5 Replies Latest reply on May 17, 2014 4:55 AM by Obi-wan Kenobi

    Shortcuts for Styles...

    Obi-wan Kenobi Level 5



      I use a lot keyboard shortcuts.

      And very often, I want to delete all of them to create new ones or, after I have modified them, reuse the first ones I've created. So:

      Is there a way to delete all or for a specific styles group?

      Is there a .xml file where they are all defined?


      Thank you in advance.

        • 1. Re: Shortcuts for Styles...
          Peter Spier Most Valuable Participant (Moderator)

          Custom sets are stored in your user profile or user library in the same hidden folder as InDesign Defaults.

          • 2. Re: Shortcuts for Styles...
            Obi-wan Kenobi Level 5

            Hi Peter,


            I'm not sure this is a matter of user settings. I have the same file with, in a version, keyboard shortcuts associated to para styles, and in another version, no KS. So, apparently, the KS associated to the styles (Para, Char, Object and Table) are directly integrated in the ID file.

            When I save them in .idml and open them with Oxygen, I can manipulate these KS. Eg, as I want, I can delete all the KS associated to the para styles. Idem, if I want to do it for all the char styles. Or, for all the KS associated to all styles. To do this, I use regex directly within the .xml files tree using Oxygen. I know it's dangerous but I keep the control of what I do.


            What I mean with my question is: Is there a way to do it directly in ID (without doing as I do), maybe using [JS]?

            • 3. Re: Shortcuts for Styles...
              Peter Spier Most Valuable Participant (Moderator)

              Style shortcuts are part of the style definition.

              • 4. Re: Shortcuts for Styles...
                rob day Adobe Community Professional & MVP

                You could consider using a script to apply the styles. That gets you away from the limitation of the number pad and you can save the key commands in different sets.

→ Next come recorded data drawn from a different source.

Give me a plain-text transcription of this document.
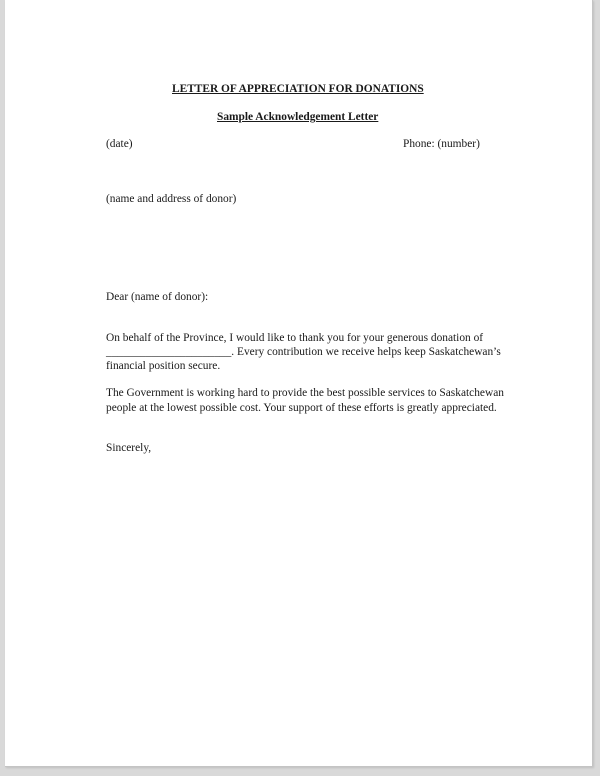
LETTER OF APPRECIATION FOR DONATIONS

Sample Acknowledgement Letter

(date)	Phone: (number)

(name and address of donor)

Dear (name of donor):

On behalf of the Province, I would like to thank you for your generous donation of

______________________. Every contribution we receive helps keep Saskatchewan’s

financial position secure.

The Government is working hard to provide the best possible services to Saskatchewan

people at the lowest possible cost. Your support of these efforts is greatly appreciated.

Sincerely,
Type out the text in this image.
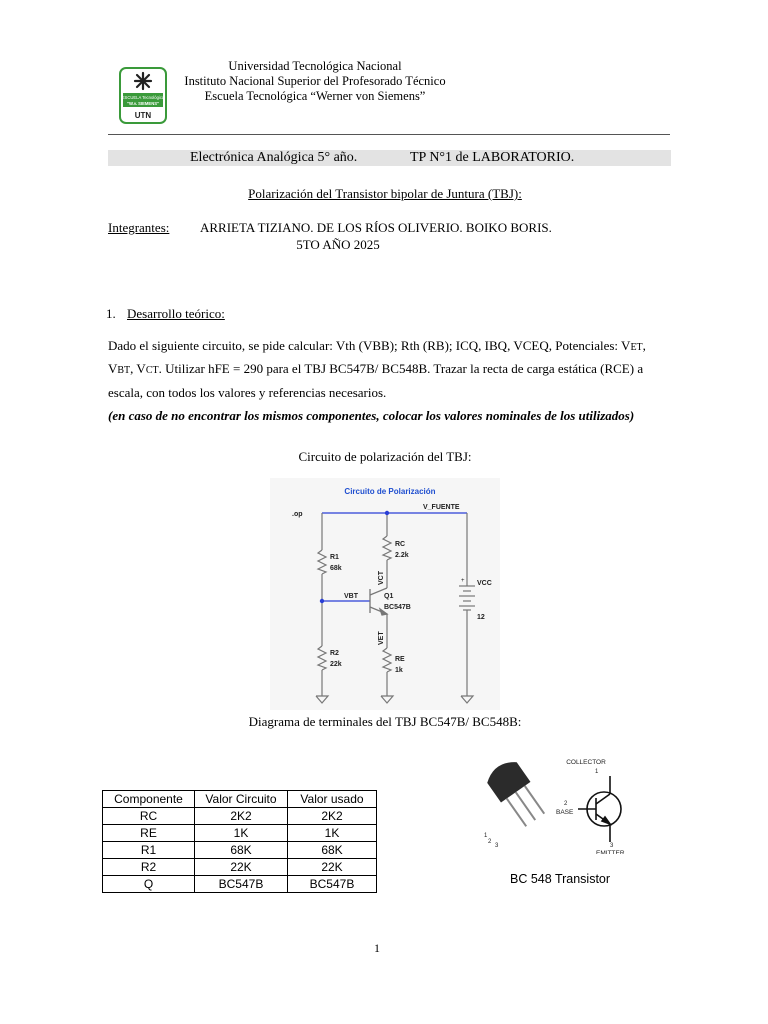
ESCUELA Tecnológica
"W.v. SIEMENS"
UTN
Universidad Tecnológica Nacional
Instituto Nacional Superior del Profesorado Técnico
Escuela Tecnológica “Werner von Siemens”
Electrónica Analógica 5° año.	TP N°1 de LABORATORIO.
Polarización del Transistor bipolar de Juntura (TBJ):
Integrantes: ARRIETA TIZIANO. DE LOS RÍOS OLIVERIO. BOIKO BORIS.
5TO AÑO 2025
1. Desarrollo teórico:
Dado el siguiente circuito, se pide calcular: Vth (VBB); Rth (RB); ICQ, IBQ, VCEQ, Potenciales: VET,
VBT, VCT. Utilizar hFE = 290 para el TBJ BC547B/ BC548B. Trazar la recta de carga estática (RCE) a
escala, con todos los valores y referencias necesarios.
(en caso de no encontrar los mismos componentes, colocar los valores nominales de los utilizados)
Circuito de polarización del TBJ:
Circuito de Polarización
.op
V_FUENTE
+
R1
68k
R2
22k
RC
2.2k
RE
1k
Q1
BC547B
VBT
VCC
12
VCT
VET
Diagrama de terminales del TBJ BC547B/ BC548B:
Componente	Valor Circuito	Valor usado
RC	2K2	2K2
RE	1K	1K
R1	68K	68K
R2	22K	22K
Q	BC547B	BC547B
1
2
3
COLLECTOR
1
2
BASE
3
EMITTER
BC 548 Transistor
1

So if you reuse style names (Text, A Head, B Head, etc.) you could make a styles folder in you scripts folder and save one for each and assign it a command:


                tell application "Adobe InDesign CS6"


                         set applied paragraph style of selection to "Text"

                     end try

                end tell

                • 5. Re: Shortcuts for Styles...
                  Obi-wan Kenobi Level 5

                  Hi Rob,


                  I don't think it is the good way to fix my problem. I finally use another tip.


                  The way I work: I create Para/Char styles groups and, so, I apply shortcuts to the styles (paras by group) I use for the layout.

                  As and as I advance in the layout, to go faster, I need to delete and create shortcuts.

                  E.g., I use the X group to treat pages 11-25, the Y group to treat pages 26 to 29, then the Z group on pages 30 to 52 ...


                  As the styles are well established, I just create 2 reference files:

                  the first file [ID_Shortcuts_0.indd] includes only the "global" shortcuts, ones I use all the time (e.g., Current_Text [Cmd -0]); no other shortcut for any group para styles.

                  the second file [ID_Shortcuts_All.indd] includes ALL shortcuts (so, e.g., different styles using the same shortcut).


                  I've assigned a keyboard shortcut to "load all the paragraph styles " [in french : "Charger tous les styles de paragraphe"] = Cmd-F4.


                  The trick : I need to get the shortcuts associated to the group X. I do Cmd-F4 and I load all the group X para styles, and only these, from ID_Shortcuts_All.indd. Easy to find them: They are sorted by group. Finally I can get all the shortcuts.

                  When I switch to Y, I load the group X para styles from ID_Shortcuts_0.indd file [I loose all the group X shortcuts] and then I load group Y styles from ID_Shortcuts_All.indd file [I get all group Y shortcuts]. And so on...

                  This represents a very fluid ... and carefree manipulation, without risk!